Genelia, unfortunately, is incapable of providing those distractions. Hers is a more wholesome appeal, that of the pigtailed girl a couple of doors away who’s had a surprise makeover. But going by the sighs of adoration from the ladies in the audience (including a couple of explicit observations about what they’d like to do with that well-toned physique of his; you go girls!), Shahid Kapoor (playing actor-aspirant Sameer) is the real attraction of Ken Ghosh’s Chance Pe Dance. The last time I overheard such lusty catcalls was when Hrithik Roshan’s torso was clothed in nothing but a patina of sweat as he wielded a broadsword in Jodhaa Akbar. Fans of Shahid, therefore, should (and will) waste no time in heading to the nearest movie screen. He dances like a dream, and he gets twice as many close-ups as poor Genelia, who plays Tina, a smitten choreographer who gradually renounces her identity so she can devote her life to being Sameer’s arm-candy. (And with the biceps in question, who’d blame her?)
Those of us who’d rather watch Shahid perform, however, are stuck with a story that’s curiously free of conflict – or rather, the seeds of conflict are, at no point, allowed to sprout into significance.
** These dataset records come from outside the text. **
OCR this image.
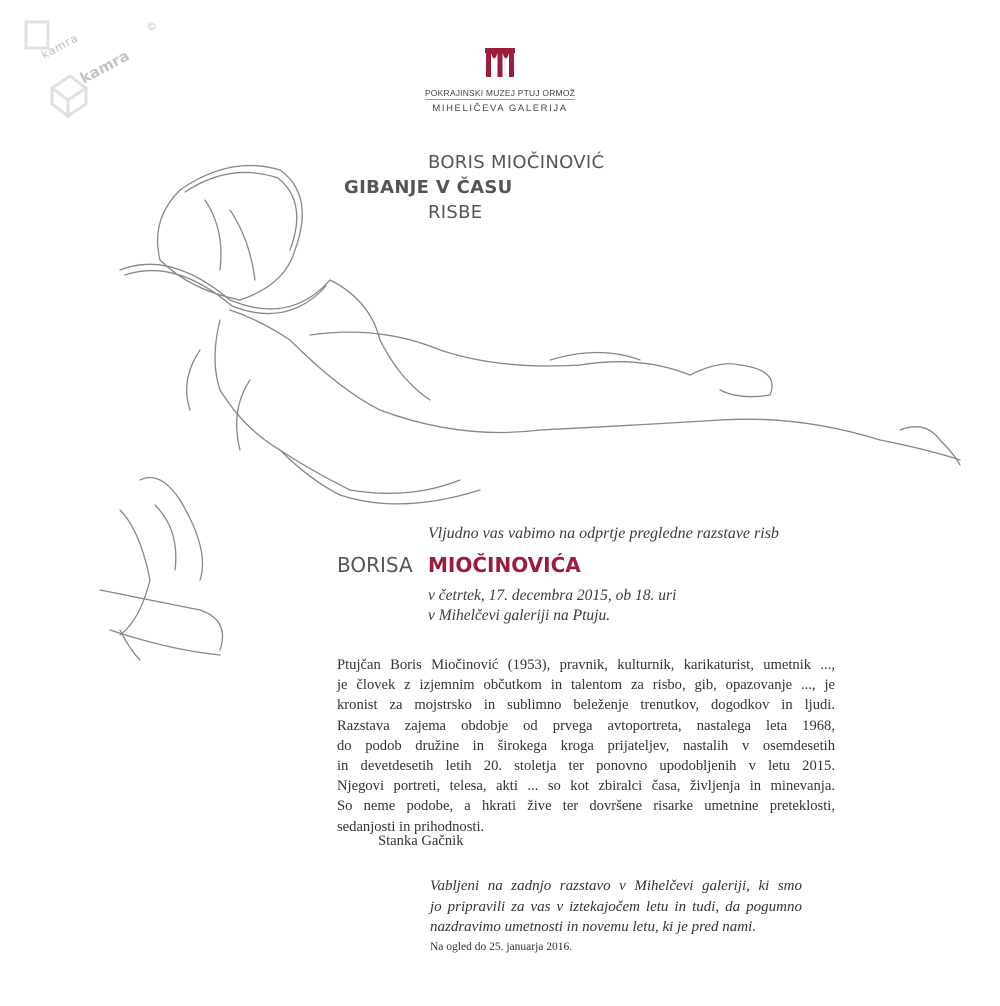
kamra
kamra
©
POKRAJINSKI MUZEJ PTUJ ORMOŽ
MIHELIČEVA GALERIJA
BORIS MIOČINOVIĆ
GIBANJE V ČASU
RISBE
Vljudno vas vabimo na odprtje pregledne razstave risb
BORISA MIOČINOVIĆA
v četrtek, 17. decembra 2015, ob 18. uri
v Mihelčevi galeriji na Ptuju.
Ptujčan Boris Miočinović (1953), pravnik, kulturnik, karikaturist, umetnik ...,
je človek z izjemnim občutkom in talentom za risbo, gib, opazovanje ..., je
kronist za mojstrsko in sublimno beleženje trenutkov, dogodkov in ljudi.
Razstava zajema obdobje od prvega avtoportreta, nastalega leta 1968,
do podob družine in širokega kroga prijateljev, nastalih v osemdesetih
in devetdesetih letih 20. stoletja ter ponovno upodobljenih v letu 2015.
Njegovi portreti, telesa, akti ... so kot zbiralci časa, življenja in minevanja.
So neme podobe, a hkrati žive ter dovršene risarke umetnine preteklosti,
sedanjosti in prihodnosti.
Stanka Gačnik
Vabljeni na zadnjo razstavo v Mihelčevi galeriji, ki smo
jo pripravili za vas v iztekajočem letu in tudi, da pogumno
nazdravimo umetnosti in novemu letu, ki je pred nami.
Na ogled do 25. januarja 2016.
In his struggle to become a star, Sameer is betrayed by a friend, doubted by his father and dropped by a director (Mohnish Bahl, who inexplicably ends up cheering the hero later). And when Sameer settles temporarily into being a dance instructor at a school, he’s jeered at by the football coach who won’t even shake hands with a man who can… dance, and to make matters worse, Sameer doesn’t especially like children. But each one of these bumps on the road is smoothed over almost instantly – a metaphor that’s inadvertently reinforced by Tina’s character arc as she transforms, under the power of love, from a supremely overcautious driver to someone who nearly causes a pileup in her haste to deliver Sameer to his destination.
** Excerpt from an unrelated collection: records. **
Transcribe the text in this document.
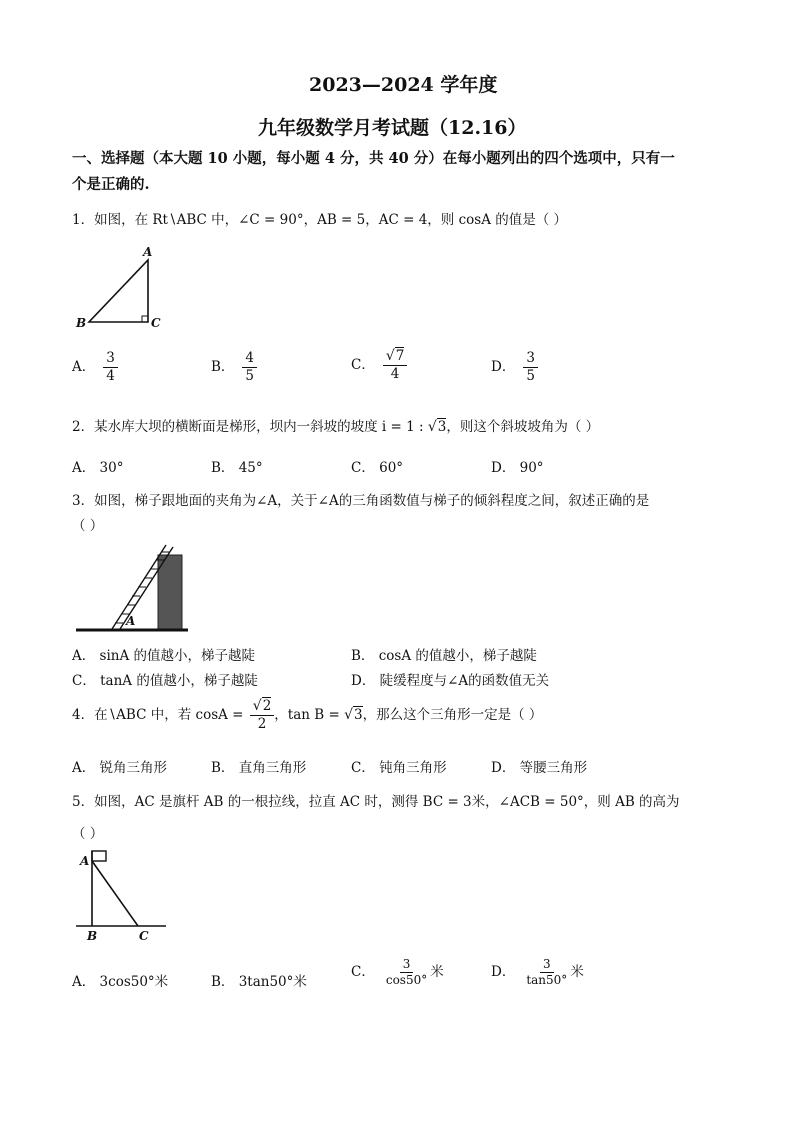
2023—2024 学年度
九年级数学月考试题（12.16）
一、选择题（本大题 10 小题，每小题 4 分，共 40 分）在每小题列出的四个选项中，只有一
个是正确的.
1．如图，在 Rt∖ABC 中，∠C = 90°，AB = 5，AC = 4，则 cosA 的值是（ ）
A
B	C
A． $\frac{3}{4}$	B． $\frac{4}{5}$	C． $\frac{√7}{4}$	D． $\frac{3}{5}$
2．某水库大坝的横断面是梯形，坝内一斜坡的坡度 i = 1 : √3，则这个斜坡坡角为（ ）
A． 30°	B． 45°	C． 60°	D． 90°
3．如图，梯子跟地面的夹角为∠A，关于∠A的三角函数值与梯子的倾斜程度之间，叙述正确的是
（ ）
A
A． sinA 的值越小，梯子越陡	B． cosA 的值越小，梯子越陡
C． tanA 的值越小，梯子越陡	D． 陡缓程度与∠A的函数值无关
4．在∖ABC 中，若 $\cos A = \frac{√2}{2}$ ，tan B = √3，那么这个三角形一定是（ ）
A． 锐角三角形	B． 直角三角形	C． 钝角三角形	D． 等腰三角形
5．如图，AC 是旗杆 AB 的一根拉线，拉直 AC 时，测得 BC = 3米，∠ACB = 50°，则 AB 的高为
（ ）
A
B	C
A． 3cos50°米	B． 3tan50°米
C． $\frac{3}{\cos 50^\circ}$ 米	D． $\frac{3}{\tan 50^\circ}$ 米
As for Sameer, he abandons his starlit dreams to care for a helpless father, a development that could have led to situations where he began to resent this burdensome parent – but two minutes later, the frenzy on television (when Sameer dances his way into the finals of a talent show) convinces the father to direct his son back to showbiz. The kids in Sameer’s dance class aren’t especially skilled, and this could have led to a dash of Chak De India-meets-Aaja Nachle-style underdog intrigue – but one song later, these children win the interschool competition and that plotline is left behind. Sameer borderline-insults Tina when they first meet, and this could have blossomed into some worthwhile romantic friction – but almost immediately, they resolve their tensions. Perhaps the intent was to sidestep every possible cliché – a noble thought, no doubt, but not one that does the movie (or the moviegoer) much good.